The Beauty of Noticing
There’s a certain way my body knows when something is right.
Not because it’s loud.
Not because it’s expensive.
But because something inside me softens and quietly says yes.
It might be the way the sun paints a soft, glittering canvas across dewy morning grass.
Or...the first quiet signs of spring pushing through the earth – warm yellow daffodils blooming as if on cue.
The familiar scent of my favorite coconut lilikoi lotion, whisking me straight back to Hawai‘i as I take a moment to nourish my skin.
The taste of my morning coffee, rich and grounding, transporting my soul to a place of warmth, comfort, and calm.
The sound of a slack key guitar gently soothing my soul.
These moments don’t announce themselves.
They shimmer. They make me sparkle from the inside out.
And when I notice them, I feel more alive.
A big part of what makes me me is my love of sensory experience.
Not as stimulation for stimulation’s sake - but as nourishment.
Sights.
Sounds.
Scents.
Tastes.
Textures.
Atmosphere.
The way something feels in my body matters just as much as how it looks.
For a long time, I thought this was simply a preference.
A love of beauty.
A tendency to romanticize the everyday.
But there’s something deeper happening - something biological.
There is real science behind why sensory experiences can feel so deeply satisfying for certain people. And it turns out, this sensitivity isn’t a personality quirk at all - it’s a form of neurobiological wiring.
Humans vary in sensory sensitivity and reward responsiveness. Some nervous systems are especially attuned to:
Color
Texture
Scent
Sound
Taste
Subtle emotional atmosphere
For these people, sensory input isn’t background noise - it’s fuel.
This kind of wiring is often found in people who are highly creative, emotionally intuitive, aesthetically aware, and deeply regulated by beauty, ritual, and environment.
When something looks, sounds, or feels right, the body doesn’t just notice - it responds.
So what’s actually happening in the brain?
First, there’s dopamine - often misunderstood as the “pleasure chemical.” Dopamine isn’t just released during big highs. It’s released when something feels meaningful. When something aligns with who you are. When you anticipate a moment that feels nourishing or familiar.

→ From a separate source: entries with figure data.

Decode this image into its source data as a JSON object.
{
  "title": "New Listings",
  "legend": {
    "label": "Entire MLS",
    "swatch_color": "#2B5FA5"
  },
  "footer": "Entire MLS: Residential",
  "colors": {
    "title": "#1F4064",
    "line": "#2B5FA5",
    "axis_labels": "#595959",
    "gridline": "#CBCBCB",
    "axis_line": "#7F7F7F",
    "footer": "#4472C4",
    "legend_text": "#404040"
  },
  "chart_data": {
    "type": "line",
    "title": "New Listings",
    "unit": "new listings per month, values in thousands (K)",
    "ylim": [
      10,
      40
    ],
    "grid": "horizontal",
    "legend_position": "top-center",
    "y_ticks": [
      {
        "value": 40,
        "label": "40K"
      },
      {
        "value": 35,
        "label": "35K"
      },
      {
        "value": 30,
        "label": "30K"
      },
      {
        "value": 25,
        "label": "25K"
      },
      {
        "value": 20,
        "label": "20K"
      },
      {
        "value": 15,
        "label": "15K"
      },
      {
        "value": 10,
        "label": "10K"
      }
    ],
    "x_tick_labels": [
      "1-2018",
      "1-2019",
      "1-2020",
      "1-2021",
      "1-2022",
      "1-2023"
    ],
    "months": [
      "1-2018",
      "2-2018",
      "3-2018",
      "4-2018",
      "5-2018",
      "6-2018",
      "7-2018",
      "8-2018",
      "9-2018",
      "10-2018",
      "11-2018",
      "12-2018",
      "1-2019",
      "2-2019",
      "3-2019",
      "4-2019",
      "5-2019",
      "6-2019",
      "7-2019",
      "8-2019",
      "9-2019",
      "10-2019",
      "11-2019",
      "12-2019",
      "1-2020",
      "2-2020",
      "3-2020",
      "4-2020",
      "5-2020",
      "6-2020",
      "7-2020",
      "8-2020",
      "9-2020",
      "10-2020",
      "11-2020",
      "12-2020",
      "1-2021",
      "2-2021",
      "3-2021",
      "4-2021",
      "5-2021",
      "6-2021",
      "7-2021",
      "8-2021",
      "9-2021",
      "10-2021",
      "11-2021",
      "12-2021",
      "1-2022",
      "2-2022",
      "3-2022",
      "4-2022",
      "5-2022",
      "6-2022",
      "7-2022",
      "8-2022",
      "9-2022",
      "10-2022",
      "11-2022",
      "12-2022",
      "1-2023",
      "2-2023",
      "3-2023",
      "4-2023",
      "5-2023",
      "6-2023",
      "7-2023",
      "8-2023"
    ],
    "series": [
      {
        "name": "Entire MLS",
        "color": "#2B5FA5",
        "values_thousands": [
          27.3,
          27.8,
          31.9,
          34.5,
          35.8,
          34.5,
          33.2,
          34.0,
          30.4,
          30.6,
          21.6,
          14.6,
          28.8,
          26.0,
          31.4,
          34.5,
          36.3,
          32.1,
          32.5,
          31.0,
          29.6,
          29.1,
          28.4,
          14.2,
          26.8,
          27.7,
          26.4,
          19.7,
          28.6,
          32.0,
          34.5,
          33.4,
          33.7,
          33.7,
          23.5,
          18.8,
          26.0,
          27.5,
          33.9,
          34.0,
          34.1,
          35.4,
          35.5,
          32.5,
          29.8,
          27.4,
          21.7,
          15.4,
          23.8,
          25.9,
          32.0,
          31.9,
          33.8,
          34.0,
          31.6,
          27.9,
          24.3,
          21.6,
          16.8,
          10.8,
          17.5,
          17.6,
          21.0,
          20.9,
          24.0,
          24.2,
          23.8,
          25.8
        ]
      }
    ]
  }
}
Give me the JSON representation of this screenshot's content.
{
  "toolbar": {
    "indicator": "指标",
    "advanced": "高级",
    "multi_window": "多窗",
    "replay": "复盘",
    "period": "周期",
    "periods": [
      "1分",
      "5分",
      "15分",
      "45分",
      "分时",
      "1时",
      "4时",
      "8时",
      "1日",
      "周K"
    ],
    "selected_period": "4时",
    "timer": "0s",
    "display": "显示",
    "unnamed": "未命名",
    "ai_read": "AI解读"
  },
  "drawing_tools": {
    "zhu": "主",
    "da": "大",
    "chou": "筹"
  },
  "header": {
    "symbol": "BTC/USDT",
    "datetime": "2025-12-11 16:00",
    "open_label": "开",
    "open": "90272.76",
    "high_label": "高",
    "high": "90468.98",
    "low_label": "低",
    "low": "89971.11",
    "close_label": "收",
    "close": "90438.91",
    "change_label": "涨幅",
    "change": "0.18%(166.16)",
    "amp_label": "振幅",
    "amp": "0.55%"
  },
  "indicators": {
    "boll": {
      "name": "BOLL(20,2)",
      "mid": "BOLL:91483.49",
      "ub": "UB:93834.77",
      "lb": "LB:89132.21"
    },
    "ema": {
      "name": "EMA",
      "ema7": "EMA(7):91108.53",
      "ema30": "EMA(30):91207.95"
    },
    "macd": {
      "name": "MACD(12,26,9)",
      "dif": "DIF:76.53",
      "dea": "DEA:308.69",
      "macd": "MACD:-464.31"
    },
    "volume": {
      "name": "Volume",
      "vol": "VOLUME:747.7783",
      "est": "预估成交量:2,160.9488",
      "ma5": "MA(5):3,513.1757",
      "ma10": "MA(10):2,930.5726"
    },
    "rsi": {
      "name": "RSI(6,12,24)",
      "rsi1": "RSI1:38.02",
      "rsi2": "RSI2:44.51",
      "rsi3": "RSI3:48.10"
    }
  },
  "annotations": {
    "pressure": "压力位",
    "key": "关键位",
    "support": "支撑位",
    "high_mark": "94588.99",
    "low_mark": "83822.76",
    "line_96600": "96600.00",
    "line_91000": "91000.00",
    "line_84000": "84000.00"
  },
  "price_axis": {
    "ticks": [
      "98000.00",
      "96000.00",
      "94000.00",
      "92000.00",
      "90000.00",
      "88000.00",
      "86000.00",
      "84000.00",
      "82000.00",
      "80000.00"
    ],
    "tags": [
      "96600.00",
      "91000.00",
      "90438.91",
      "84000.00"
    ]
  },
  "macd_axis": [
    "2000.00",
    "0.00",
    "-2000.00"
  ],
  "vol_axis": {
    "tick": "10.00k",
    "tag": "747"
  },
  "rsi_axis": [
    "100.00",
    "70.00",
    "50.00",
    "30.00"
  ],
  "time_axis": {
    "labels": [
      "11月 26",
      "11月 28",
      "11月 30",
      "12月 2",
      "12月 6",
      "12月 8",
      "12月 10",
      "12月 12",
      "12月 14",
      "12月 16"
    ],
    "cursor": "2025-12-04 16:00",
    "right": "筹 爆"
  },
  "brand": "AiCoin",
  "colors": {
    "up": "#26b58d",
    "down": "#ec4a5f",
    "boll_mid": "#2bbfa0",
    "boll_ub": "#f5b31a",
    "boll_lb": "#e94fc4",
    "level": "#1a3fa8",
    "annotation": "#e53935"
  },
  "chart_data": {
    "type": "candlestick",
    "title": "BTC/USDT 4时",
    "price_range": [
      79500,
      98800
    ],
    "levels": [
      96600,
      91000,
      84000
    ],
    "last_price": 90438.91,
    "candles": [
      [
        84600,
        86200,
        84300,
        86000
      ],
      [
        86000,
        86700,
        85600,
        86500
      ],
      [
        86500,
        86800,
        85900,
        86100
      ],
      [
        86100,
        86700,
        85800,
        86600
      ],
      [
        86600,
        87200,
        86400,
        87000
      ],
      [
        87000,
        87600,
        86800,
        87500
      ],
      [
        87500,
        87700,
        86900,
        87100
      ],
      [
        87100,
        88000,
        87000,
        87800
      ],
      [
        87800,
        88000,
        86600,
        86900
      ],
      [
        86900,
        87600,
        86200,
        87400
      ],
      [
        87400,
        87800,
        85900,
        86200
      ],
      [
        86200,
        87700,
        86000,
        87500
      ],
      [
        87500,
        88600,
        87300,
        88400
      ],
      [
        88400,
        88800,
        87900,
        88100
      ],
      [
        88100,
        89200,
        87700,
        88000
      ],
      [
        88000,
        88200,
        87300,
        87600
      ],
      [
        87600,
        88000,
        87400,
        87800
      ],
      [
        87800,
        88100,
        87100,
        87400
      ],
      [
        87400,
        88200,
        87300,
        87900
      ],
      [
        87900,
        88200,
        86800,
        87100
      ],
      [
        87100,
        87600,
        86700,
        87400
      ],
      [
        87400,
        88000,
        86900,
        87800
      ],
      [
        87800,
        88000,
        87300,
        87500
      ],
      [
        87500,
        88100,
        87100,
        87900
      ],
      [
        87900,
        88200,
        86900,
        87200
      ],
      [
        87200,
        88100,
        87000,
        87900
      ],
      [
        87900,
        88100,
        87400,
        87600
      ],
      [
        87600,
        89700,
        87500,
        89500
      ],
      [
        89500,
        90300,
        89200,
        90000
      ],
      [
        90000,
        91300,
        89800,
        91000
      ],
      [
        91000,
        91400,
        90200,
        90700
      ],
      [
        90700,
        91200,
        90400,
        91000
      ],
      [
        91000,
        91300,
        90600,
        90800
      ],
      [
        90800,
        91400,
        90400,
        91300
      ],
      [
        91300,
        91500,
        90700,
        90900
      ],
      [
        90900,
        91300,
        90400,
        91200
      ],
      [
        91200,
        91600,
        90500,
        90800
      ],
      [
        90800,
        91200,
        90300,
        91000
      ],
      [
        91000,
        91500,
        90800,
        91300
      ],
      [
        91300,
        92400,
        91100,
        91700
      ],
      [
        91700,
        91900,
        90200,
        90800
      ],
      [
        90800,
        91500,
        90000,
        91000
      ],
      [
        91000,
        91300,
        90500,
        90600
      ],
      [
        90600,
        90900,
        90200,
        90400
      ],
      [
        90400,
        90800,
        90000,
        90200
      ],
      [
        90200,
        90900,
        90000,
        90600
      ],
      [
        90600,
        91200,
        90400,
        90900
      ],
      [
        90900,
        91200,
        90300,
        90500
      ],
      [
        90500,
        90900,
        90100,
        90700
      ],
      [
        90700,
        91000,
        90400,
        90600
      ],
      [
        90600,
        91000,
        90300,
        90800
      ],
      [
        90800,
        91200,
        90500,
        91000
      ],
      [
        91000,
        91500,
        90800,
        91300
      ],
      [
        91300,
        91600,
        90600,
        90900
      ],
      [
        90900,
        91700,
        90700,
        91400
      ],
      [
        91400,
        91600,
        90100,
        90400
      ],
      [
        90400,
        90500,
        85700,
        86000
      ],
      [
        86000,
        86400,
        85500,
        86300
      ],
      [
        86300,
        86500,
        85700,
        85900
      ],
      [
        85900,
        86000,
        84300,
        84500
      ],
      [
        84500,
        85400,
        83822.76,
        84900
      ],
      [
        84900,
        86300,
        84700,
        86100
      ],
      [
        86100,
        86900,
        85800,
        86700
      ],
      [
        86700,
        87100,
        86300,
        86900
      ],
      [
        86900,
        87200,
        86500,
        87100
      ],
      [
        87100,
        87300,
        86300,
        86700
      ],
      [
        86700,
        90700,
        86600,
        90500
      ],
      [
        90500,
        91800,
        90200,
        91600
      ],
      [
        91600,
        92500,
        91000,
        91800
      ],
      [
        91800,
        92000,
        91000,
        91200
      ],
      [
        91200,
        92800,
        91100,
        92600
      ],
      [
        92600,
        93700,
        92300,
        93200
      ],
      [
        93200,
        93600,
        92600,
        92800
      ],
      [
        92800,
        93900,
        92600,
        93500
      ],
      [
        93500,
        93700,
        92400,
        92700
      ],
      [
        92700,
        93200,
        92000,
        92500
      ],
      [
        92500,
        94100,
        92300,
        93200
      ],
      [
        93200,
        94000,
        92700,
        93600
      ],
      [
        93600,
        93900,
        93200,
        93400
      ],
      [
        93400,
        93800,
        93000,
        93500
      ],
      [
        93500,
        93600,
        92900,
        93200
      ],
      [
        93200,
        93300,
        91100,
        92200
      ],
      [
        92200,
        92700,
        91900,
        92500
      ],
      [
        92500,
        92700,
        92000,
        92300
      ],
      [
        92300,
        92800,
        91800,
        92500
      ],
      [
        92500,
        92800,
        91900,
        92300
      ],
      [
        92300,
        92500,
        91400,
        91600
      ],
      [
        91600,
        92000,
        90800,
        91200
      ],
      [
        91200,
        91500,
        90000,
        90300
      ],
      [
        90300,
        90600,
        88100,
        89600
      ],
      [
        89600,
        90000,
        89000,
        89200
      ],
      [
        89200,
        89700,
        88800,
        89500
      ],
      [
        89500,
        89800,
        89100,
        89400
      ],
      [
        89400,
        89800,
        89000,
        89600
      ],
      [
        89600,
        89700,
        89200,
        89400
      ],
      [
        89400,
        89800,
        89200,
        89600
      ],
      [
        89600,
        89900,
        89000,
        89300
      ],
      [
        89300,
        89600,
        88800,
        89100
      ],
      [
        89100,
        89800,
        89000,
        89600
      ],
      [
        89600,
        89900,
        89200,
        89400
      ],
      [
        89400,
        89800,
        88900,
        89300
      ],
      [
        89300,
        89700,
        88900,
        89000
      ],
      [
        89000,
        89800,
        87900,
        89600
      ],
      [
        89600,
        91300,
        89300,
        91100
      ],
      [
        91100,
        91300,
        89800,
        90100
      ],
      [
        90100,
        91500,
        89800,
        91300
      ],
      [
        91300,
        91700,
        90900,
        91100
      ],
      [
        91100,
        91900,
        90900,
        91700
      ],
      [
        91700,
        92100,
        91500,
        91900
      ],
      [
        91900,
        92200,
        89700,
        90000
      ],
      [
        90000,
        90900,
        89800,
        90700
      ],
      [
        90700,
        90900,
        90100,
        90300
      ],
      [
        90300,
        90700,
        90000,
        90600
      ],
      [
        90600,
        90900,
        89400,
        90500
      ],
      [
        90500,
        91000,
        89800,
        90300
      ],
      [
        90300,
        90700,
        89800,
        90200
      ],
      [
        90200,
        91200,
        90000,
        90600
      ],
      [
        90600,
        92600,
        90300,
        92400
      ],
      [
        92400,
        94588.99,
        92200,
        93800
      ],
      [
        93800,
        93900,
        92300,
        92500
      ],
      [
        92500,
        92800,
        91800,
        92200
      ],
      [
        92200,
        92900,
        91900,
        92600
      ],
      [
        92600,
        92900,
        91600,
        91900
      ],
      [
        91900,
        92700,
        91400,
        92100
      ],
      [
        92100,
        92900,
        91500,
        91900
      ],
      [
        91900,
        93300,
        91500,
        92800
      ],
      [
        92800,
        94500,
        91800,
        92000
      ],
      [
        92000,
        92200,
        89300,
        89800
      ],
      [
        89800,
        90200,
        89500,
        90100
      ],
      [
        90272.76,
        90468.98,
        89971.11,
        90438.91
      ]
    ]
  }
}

Your brain is constantly asking:
Does this matter to me?
Is this aligned?
Is this worth paying attention to?
When the answer is yes, dopamine flows - not as a rush, but as a quiet signal:
Stay here.
Then there’s serotonin, which brings a sense of calm happiness and emotional warmth. Sensory environments that feel intentional, beautiful, and familiar - places that feel like home to your nervous system - support serotonin. This is why some moments don’t just feel joyful; they feel deeply soothing.
And then there’s oxytocin, which surprises people.
Oxytocin isn’t only about human connection. It’s about felt safety and emotional bonding. Your brain can form oxytocin responses to places, sounds, scents, textures, tastes and rituals. That’s why certain locations feel comforting. Why certain music feels like belonging. Why certain experiences feel like they wrap around you.
You’re bonding emotionally with sensation.
Finally, there’s the vagus nerve - a major regulator of the nervous system. Gentle sensory input - natural sounds, warmth, visual harmony, rhythm - activates the parasympathetic state. The one that says:
I’m safe.
I can breathe.
I can soften.
So when a sensory moment feels good, it’s not indulgence.
It’s regulation.
This is why sensory joy feels so core to who I am.
For some people, fulfillment comes primarily through achievement.
For others, through connection.
For people like me, it comes through presence.
Beauty plus sensory awareness equals emotional fuel.
I’m not chasing intensity.
I’m chasing attunement.
That’s why Aloha & Co. has always felt less like a brand and more like a state. A sensory state. A reminder to come back into the body. To notice what nourishes you. To let joy be quiet, embodied, and real.
This is also why Hawai‘i resonates so deeply with me.
Not just as a place - but as a sensory ecosystem.
It’s saturated with color.
Rich with scent.
Rhythmic.
Tactile.
Emotionally symbolic.
For certain nervous systems, environments like this provide a full-spectrum experience of dopamine, serotonin, and oxytocin - layered together in a way that feels deeply alive.
Some people need that level of sensory nourishment to feel fully themselves.
And that’s okay.
So no - you’re not “extra.”
You’re not indulgent.
You’re not avoiding reality.
You may simply be biologically wired to experience joy through sensory meaning.
And when you honor that wiring - when you let beauty, texture, sound, and atmosphere matter - you become more grounded. More creative. More regulated. More you.
That isn’t aesthetic fluff.
That’s neuroscience meeting soul.
And this journal is a place for noticing those moments.
For honoring them.
For sharing them - quietly, intentionally, joyfully.